Ma magari sarebbe morta lo stesso ed io le avrei fatto compagnia.
Dopotutto c’era Mike, non potevo certo essere meglio di lui, no? Credo
sia un vizio comune sopravvalutarsi. - Non lo dice per deprimermi
ulteriormente, lo so, lo fa solo per farmi capire che è come me e che
devo piantarla di piangermi addosso.
Sorrido appena
ma è un sorriso triste e so che a lui non piacciono.
Come diavolo si
affrontano situazioni simili?
Improvvisamente
ripenso ai trascorsi di questi giorni e all’ultima discussione avuta
proprio su questo tavolo, quindi sempre continuando ad osservarlo
questa volta ricambiato, parlo ancora a ruota libera e con calma, con
naturalezza.
- Le cose fra
noi ultimamente sono proprio incasinate… - Esordisco così e lui con un
guizzo di ironia alza il sopracciglio facendomi intendere che dire
incasinate è usare un eufemismo, così continuo sempre sullo stesso
tono. - sì, lo so che è colpa mia. Non sei tu che vai a letto con un
più o meno collega di lavoro per far incazzare il tuo ex che poi
corrisponde anche al tuo capo, le cose me le sono incasinate da solo e
consapevolmente.
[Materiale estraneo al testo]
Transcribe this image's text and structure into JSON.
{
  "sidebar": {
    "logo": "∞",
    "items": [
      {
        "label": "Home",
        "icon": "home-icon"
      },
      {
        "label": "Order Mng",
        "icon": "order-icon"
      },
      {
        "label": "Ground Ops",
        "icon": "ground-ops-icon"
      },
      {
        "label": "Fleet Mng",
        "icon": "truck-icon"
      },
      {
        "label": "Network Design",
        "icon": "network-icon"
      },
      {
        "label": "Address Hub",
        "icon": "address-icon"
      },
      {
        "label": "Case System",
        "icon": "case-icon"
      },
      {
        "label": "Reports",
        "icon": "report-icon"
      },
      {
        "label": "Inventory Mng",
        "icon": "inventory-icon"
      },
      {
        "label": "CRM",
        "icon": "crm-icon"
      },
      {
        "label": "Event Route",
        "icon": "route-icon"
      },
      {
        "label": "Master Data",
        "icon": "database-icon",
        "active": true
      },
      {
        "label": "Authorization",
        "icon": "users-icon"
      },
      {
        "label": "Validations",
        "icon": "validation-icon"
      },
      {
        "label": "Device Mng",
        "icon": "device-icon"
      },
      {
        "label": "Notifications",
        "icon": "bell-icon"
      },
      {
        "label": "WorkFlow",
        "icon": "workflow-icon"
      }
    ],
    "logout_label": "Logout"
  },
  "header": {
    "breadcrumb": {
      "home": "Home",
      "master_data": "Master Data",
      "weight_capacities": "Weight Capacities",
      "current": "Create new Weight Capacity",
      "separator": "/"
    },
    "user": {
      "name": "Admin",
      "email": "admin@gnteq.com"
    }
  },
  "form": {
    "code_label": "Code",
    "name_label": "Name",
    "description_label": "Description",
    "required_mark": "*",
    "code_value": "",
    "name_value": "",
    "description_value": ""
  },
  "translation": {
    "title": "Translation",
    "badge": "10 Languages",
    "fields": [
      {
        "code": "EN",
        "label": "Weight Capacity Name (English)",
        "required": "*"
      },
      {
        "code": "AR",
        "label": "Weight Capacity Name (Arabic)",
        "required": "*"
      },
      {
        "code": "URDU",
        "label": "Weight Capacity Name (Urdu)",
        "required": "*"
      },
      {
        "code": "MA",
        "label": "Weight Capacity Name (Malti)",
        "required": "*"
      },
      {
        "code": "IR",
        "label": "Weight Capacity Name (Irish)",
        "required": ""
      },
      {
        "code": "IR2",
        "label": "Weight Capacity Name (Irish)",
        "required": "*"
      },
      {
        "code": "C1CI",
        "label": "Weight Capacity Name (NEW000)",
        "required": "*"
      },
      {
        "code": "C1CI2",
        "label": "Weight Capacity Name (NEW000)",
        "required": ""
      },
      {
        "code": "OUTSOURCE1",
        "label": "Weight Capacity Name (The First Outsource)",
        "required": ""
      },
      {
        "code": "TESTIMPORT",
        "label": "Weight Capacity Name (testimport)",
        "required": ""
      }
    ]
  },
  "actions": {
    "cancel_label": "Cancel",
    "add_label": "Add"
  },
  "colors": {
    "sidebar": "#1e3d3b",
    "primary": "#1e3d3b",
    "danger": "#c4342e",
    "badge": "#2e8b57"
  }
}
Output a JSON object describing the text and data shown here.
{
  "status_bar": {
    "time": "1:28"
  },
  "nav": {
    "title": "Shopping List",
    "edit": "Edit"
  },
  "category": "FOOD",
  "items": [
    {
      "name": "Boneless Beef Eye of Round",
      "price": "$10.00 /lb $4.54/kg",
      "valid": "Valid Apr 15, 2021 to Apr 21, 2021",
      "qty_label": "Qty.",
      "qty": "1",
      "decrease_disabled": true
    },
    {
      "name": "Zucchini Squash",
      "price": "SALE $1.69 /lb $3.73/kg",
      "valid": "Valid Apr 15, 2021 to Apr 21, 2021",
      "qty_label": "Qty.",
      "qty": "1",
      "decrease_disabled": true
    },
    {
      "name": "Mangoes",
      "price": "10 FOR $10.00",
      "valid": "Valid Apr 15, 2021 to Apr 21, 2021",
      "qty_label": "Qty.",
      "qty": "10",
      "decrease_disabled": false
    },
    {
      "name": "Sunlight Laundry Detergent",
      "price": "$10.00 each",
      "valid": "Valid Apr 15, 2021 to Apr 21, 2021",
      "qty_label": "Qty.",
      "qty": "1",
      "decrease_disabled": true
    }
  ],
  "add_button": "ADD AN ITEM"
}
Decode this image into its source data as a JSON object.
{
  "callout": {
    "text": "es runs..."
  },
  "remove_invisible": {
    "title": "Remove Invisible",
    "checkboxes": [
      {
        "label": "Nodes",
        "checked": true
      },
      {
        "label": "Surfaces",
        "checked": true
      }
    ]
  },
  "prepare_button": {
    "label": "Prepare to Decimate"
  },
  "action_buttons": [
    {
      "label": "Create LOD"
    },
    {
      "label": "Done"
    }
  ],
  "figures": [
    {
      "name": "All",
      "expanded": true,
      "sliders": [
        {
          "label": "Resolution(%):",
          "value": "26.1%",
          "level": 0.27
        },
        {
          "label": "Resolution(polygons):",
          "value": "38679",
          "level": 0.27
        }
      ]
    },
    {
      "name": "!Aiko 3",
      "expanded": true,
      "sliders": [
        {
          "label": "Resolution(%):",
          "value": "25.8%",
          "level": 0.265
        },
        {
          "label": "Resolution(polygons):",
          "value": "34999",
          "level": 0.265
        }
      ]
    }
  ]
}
Ma non puoi pensare veramente quello che hai detto
qualche giorno fa. - Alla fine non siamo riusciti a finire il dialogo
perché Abby ci ha interrotti e siccome non riusciva a parlare con Gibbs
ha chiamato me sapendo che ero con lui. Anche questo mi ha fatto
pensare, ma poi il caso che seguivamo ha preso il sopravvento ed
abbiamo dovuto andare oltre e lasciare tutto in sospeso.
Però mi è
rimasto qua quel che mi ha detto e lui lo sa.
- Cosa di
preciso fra tutto quello che ti ho detto? - Chiede provocatorio
mettendo giù l’attrezzo e dedicandosi solo al bere. È una fortuna che
questo maledetto tavolo ci separi, penso che non riusciremmo a non
toccarci con la sola nostra volontà. Non è una situazione normale, la
nostra.
- Come puoi
pensare che io non riesca a coprirti le spalle e ad essere lucido a
lavoro solo perché sto con un’altra? -
È una scusa
grande come una casa, è geloso e non vuole che stia con qualcun’altra
solo per dargli una lezione e quindi tira in ballo il lavoro. Ma lo sa
che io sono sempre l’agente efficiente di sempre e che gli coprirei le
spalle col mio stesso corpo, se necessario. Lo sa. Lo dice solo per
ferirmi.
Del resto siamo
pari, anche io sto con un’altra solo per ferirlo. Per fargli capire che
si devono separare casa e lavoro.
Se lui a casa
mi comanda come fossimo a lavoro, io a lavoro disobbedisco alle sue
regole come se fossimo a casa e vediamo se gli piace che faccia come
lui!
Gibbs fa
un’espressione strana, ormai riesco a decifrarle tutte ma questa
proprio no e mi secco non poco alzandomi dalla sedia.
- Sei tu che ti
sei messo con una tua collega per dare una lezione a me. Io sono il tuo
compagno ma anche il tuo capo. Non sono io che ho cominciato a
mescolare i due mondi che mi accusi di non riuscire a separare. -
Dannazione, ma
perché in un modo o nell’altro quando parliamo e discutiamo su punti di
vista diversi riesce sempre ad avere ragione?
Cos’è che non
va in me?
Riesce sempre a
rigirare la situazione come vuole, in ogni caso quello che sbaglia sono
sempre io!
Sbuffo
insofferente e comincio a camminare per lo scantinato, sono nervoso ed
ho voglia di non so nemmeno io che cosa. Forse solo di piantarla con
questa stupida battaglia fra noi due.
Ma non sono
ancora sicuro di poterla far finire.
Non ne sono
proprio sicuro, dannazione, ma lui mi offusca sempre. Ha questo potere
di mandarmi in palla, di incasinarmi tutto!
- Perché tu non
separi questi due mondi e lo vedi cosa succede se li mescoliamo? Lo
vedi? Un casino dopo l’altro. Tutto si ripercuote sul lavoro, poi.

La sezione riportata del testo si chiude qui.